The final product form can be emulsion, coarse or fine ground, whole muscle, section and formed, chunked, restructured, semi-dry or dried.

All of the steps involved in product formulation can impact the final product’s texture — hard or soft — and its ability to be sliced due to product cohesion, notes Osburn.

“Formulation is very important to achieving the firmness and adhesion that is needed for high-speed slicing,” notes Lynn Knipe, Ph.D., extension processed meats specialist, The Ohio State University, based in Columbus, Ohio.

According to Osburn, “in addition to the factors cited above, in high-speed slicing operations product temperature, blade sharpness, blade type — circular or sickle — and blade diameter are critical parameters to ensure that the product is sliced accurately with minimum waste.”

Modern slicing machines have controls that can adjust the rate of product being fed into the slicer to ensure that slice thickness and/or final sliced product weight specifications are met.

“For irregularly shaped products — particularly fresh or marinated subprimals — the use of lasers to generate an optimal product cutting diagram to hit target portion-control weights with minimal waste is also in use by the industry,” he says.

Manufacturers are also improving their ability to vacuumize meat blends during stuffing, notes Knipe, “which results in improved slicing of products due to the removal of air within the product.”

It’s not just luncheon-meat processors that are trying to optimize the stability of their product.
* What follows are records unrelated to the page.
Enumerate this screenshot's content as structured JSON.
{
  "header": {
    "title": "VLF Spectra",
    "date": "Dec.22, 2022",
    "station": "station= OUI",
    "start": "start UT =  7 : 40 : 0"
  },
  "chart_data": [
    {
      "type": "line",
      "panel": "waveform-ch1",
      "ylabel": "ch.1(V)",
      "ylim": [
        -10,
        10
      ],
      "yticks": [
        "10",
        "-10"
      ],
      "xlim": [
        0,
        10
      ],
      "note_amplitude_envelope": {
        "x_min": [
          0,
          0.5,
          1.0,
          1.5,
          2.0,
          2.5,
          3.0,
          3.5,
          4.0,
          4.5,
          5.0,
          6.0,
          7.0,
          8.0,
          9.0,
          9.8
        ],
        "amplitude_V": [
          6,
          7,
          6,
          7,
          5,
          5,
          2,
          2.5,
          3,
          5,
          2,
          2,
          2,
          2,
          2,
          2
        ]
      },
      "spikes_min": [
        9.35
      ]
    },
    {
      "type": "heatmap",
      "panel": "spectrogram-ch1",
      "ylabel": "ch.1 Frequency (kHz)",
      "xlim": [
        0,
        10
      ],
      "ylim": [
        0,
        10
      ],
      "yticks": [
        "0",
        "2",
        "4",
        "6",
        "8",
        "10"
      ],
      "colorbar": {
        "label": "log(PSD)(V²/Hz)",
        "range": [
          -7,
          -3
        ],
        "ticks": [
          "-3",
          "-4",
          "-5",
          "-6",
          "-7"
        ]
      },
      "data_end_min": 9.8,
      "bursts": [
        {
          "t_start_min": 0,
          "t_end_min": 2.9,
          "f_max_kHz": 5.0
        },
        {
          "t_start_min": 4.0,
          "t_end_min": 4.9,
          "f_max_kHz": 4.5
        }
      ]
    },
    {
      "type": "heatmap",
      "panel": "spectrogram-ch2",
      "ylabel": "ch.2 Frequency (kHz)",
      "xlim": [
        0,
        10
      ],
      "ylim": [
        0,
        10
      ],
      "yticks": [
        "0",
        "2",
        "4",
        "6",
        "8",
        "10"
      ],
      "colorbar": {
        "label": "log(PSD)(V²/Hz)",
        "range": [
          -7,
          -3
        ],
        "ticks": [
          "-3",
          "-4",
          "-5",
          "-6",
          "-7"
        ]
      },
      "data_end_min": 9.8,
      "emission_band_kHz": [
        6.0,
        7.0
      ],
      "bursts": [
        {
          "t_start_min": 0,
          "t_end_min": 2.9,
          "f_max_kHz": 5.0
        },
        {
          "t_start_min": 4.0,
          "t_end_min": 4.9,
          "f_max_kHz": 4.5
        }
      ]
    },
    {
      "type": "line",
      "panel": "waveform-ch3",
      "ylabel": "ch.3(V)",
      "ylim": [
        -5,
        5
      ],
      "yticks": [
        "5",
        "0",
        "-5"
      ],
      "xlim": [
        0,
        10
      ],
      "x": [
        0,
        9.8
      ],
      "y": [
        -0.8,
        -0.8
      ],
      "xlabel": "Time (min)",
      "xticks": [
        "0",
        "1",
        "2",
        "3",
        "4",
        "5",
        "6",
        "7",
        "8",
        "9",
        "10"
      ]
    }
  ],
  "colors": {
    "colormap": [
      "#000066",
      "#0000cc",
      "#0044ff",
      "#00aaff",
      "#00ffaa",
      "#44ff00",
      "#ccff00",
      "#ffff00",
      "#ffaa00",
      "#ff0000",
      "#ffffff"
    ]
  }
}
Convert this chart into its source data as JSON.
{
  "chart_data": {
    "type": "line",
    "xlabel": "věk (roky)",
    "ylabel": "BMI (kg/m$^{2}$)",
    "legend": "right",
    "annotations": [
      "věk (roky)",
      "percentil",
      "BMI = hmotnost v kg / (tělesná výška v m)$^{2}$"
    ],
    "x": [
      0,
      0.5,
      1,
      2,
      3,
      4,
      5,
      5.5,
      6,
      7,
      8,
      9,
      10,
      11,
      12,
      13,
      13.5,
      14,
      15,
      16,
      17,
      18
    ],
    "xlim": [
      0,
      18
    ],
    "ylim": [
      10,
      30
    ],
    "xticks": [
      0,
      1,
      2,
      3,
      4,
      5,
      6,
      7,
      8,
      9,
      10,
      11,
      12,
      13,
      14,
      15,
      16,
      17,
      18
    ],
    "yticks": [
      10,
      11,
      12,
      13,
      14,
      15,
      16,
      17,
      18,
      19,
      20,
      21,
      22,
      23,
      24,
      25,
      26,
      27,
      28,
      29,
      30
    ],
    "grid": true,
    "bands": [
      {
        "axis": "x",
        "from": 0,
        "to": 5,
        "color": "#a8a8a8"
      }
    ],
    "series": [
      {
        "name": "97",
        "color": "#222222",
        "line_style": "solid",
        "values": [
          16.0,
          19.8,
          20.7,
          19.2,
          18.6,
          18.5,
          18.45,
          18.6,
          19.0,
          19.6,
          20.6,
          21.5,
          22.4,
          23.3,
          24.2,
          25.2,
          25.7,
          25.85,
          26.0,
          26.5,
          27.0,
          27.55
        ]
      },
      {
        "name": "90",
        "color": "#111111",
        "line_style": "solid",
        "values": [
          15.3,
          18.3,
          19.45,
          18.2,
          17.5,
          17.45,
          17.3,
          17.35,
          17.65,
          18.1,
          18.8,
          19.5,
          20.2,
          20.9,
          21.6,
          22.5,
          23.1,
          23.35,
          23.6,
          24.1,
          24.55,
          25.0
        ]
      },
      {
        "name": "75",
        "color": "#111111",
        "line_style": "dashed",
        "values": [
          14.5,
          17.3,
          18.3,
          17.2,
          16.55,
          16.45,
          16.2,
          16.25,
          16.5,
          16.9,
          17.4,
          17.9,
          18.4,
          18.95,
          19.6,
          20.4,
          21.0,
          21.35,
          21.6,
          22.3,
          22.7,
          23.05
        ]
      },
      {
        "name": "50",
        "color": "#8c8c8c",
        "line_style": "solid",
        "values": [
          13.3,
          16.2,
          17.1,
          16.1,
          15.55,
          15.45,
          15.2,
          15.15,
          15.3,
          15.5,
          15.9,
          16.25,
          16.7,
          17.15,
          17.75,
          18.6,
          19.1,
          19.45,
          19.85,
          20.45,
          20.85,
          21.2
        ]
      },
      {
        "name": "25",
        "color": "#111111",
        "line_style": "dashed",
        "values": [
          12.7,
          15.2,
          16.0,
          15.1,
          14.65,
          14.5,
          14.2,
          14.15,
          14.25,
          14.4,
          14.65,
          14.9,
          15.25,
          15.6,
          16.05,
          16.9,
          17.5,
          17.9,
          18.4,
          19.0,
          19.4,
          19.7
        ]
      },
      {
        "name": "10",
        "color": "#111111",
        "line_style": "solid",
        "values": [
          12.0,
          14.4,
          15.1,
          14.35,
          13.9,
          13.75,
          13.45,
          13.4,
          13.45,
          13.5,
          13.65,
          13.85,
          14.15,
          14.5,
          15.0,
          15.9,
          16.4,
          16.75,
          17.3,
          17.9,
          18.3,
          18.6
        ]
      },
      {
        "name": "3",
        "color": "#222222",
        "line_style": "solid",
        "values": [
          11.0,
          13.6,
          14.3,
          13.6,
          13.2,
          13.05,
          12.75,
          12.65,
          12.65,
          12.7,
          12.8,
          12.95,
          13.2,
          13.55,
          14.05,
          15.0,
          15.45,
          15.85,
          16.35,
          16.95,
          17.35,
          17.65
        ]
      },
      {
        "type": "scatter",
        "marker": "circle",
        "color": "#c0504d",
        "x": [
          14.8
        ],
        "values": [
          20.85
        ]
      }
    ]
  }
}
Most sausage manufacturers are also looking for new ways to stabilize their product and the bind of sectioned and formed products so they hold up during high-speed slicing, while maintaining or reducing product costs, says Knipe.

For some companies, this would involve the use of additional non-meat ingredients, but none that haven’t been in use for a while, he says. 

“Producing a consistent, high-quality product is typically a function of product characteristics, particularly at high speeds,” says Knipe. “These characteristics include product temperature or firmness, and how well sectioned and formed pieces adhere together, among other factors.”